Text-to-Video: Top 4 Players in the New Frontier of Generative AI

With growing adoption in various fields, Generative Artificial Intelligence is now indispensable. Well-known for its applications in "text-to-text" (ChatGPT) and "text-to-image" (MidJourney, Stable Diffusion), generative AI is preparing to conquer a new territory: video generation, specifically "text-to-video". Until now, this domain seemed inaccessible, mainly due to the lack of high-quality training data combining text and video, as well as high computational cost. New approaches are changing the game, here are some illustrations.

Google Phenaki

Developed by Google Research, the Phenaki model perfectly illustrates this new direction. Phenaki can generate videos from sequences of prompts, creating long and coherent "visual stories." Its base resolution is 128x128 pixels. With the help of Imagen Video, another Google Research system specialized in super resolution, the team has managed to refine Phenaki's outputs to obtain more persuasive results.

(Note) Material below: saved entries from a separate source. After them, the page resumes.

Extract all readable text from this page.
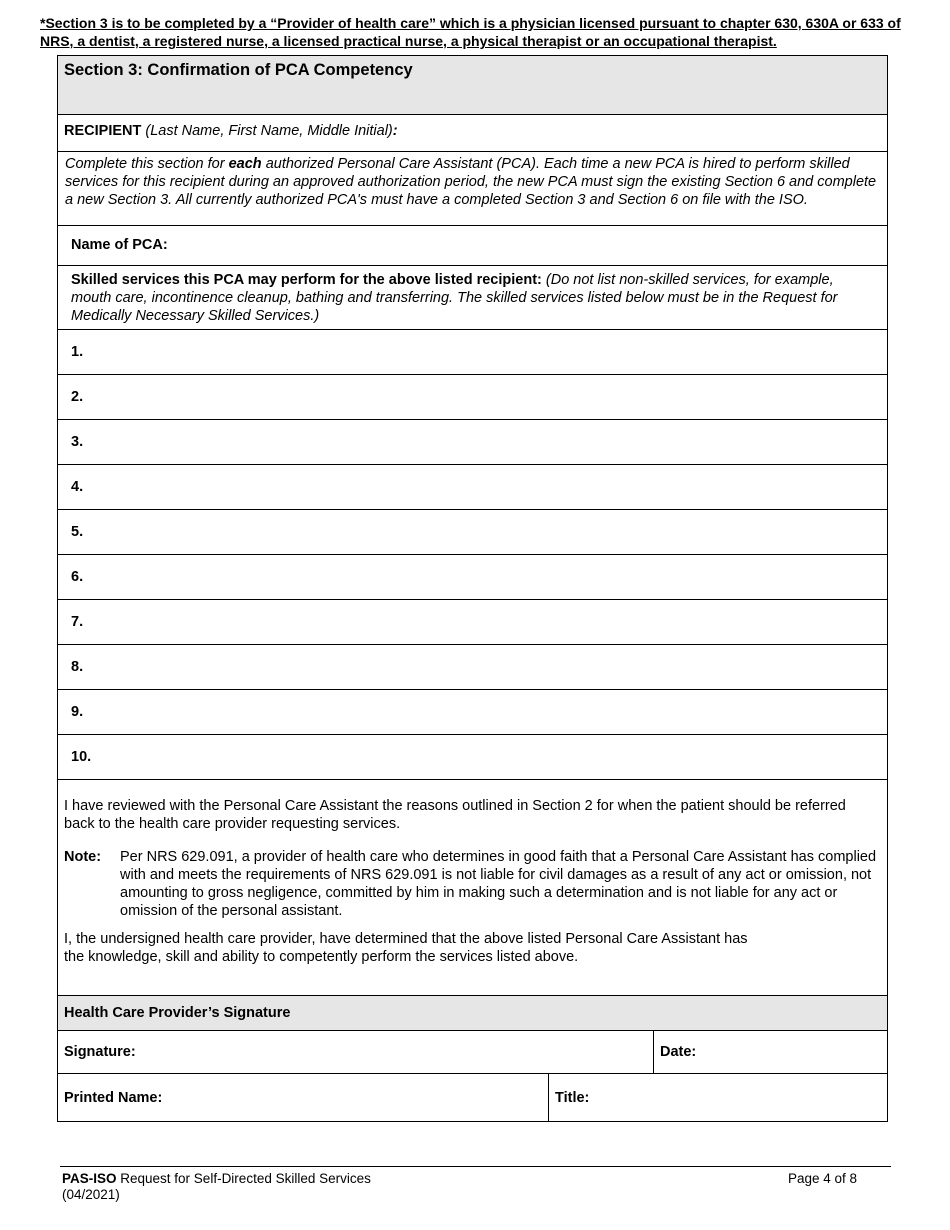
*Section 3 is to be completed by a “Provider of health care” which is a physician licensed pursuant to chapter 630, 630A or 633 of NRS, a dentist, a registered nurse, a licensed practical nurse, a physical therapist or an occupational therapist.
Section 3: Confirmation of PCA Competency
RECIPIENT (Last Name, First Name, Middle Initial):
Complete this section for each authorized Personal Care Assistant (PCA). Each time a new PCA is hired to perform skilled services for this recipient during an approved authorization period, the new PCA must sign the existing Section 6 and complete a new Section 3. All currently authorized PCA's must have a completed Section 3 and Section 6 on file with the ISO.
Name of PCA:
Skilled services this PCA may perform for the above listed recipient: (Do not list non-skilled services, for example, mouth care, incontinence cleanup, bathing and transferring. The skilled services listed below must be in the Request for Medically Necessary Skilled Services.)
1.
2.
3.
4.
5.
6.
7.
8.
9.
10.

I have reviewed with the Personal Care Assistant the reasons outlined in Section 2 for when the patient should be referred back to the health care provider requesting services.

Note:	Per NRS 629.091, a provider of health care who determines in good faith that a Personal Care Assistant has complied with and meets the requirements of NRS 629.091 is not liable for civil damages as a result of any act or omission, not amounting to gross negligence, committed by him in making such a determination and is not liable for any act or omission of the personal assistant.

I, the undersigned health care provider, have determined that the above listed Personal Care Assistant has
the knowledge, skill and ability to competently perform the services listed above.

Health Care Provider’s Signature
Signature:	Date:
Printed Name:	Title:
PAS-ISO Request for Self-Directed Skilled Services
(04/2021)
Page 4 of 8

Faced with a lack of training data, Phenaki stands out by showing that the combination of a large image-text corpus with a smaller amount of text-video pairs can produce generalization beyond simple video datasets. https://phenaki.github.io

Nvidia

On its part, Nvidia has just revealed the fruits of its research in "text-to-video". Its tool is distinguished by its ability to generate short 4.7-second videos in 1280x2048 pixels, or longer sequences in 512x1024. The tool can thus produce several minutes of dashcam-style video in low quality in a "temporally coherent" manner. Based on Latent Diffusion Models (LDM), Nvidia's technology offers a viable alternative that does not require astronomical computing power. By adding a temporal dimension to a "text-to-image" model (specifically, Stable Diffusion), Nvidia succeeds in animating still images realistically and improving them with super-resolution techniques. https://research.nvidia.com/labs/toronto-ai/VideoLDM/

Runway Gen-2

The generative AI startup Runway, known for co-creating the "text-to-image" model Stable Diffusion, has also developed the Generative AI model Gen-1. It notably has the ability to transform existing videos into new ones by applying any style specified by a text instruction or a reference image ("video-to-video", "image-to-video"). More recently, Runway presented Gen-2, its generative "text-to-video" model. Despite a lack of documentation on the underlying technology, the results obtained are among the best. Could Runway's progress in this field match that of OpenAI in "text-to-text"? Only the future will tell, but it remains a topic to watch closely. https://runwayml.com/ai-magic-tools/gen-2/

MetaAI - Make A Video

In the research phase at Meta, Make A Video is a promising solution that uses labeled images to "learn to represent the world" and to "understand how it is frequently described." It also uses unlabeled videos to "grasp the motion of the world." This approach offers three notable advantages:

the acceleration of "text-to-video" model training, which no longer needs to learn visual and multimodal representations from scratch,
the absence of the need for paired text-video data,
the generation of videos that benefit from the broad aesthetic and representational diversity of current image generation models.

https://makeavideo.studio

The ability to convert a prompt into a video probably represents the next revolution in the field of generative AI. The possibilities for content development are immense, with their corresponding applications in fields as diverse as cinema, advertising, education, but also new ethical challenges. Of course, the current results may seem laughable, especially when compared to the capabilities of "Text-to-Image" models. But let's not forget the progress made in a year by these same models:

alt text

Given the rapid evolution of innovations, it is imperative for the concerned industries to take a close interest in these techniques. Experimenting with text-to-video specific prompt techniques, using less sophisticated or more mature generative solutions (like "video to video") are undoubtedly avenues to explore. And why not consider, as some brands have done with "text to image" models, launching a campaign openly based on AI that will undoubtedly be talked about?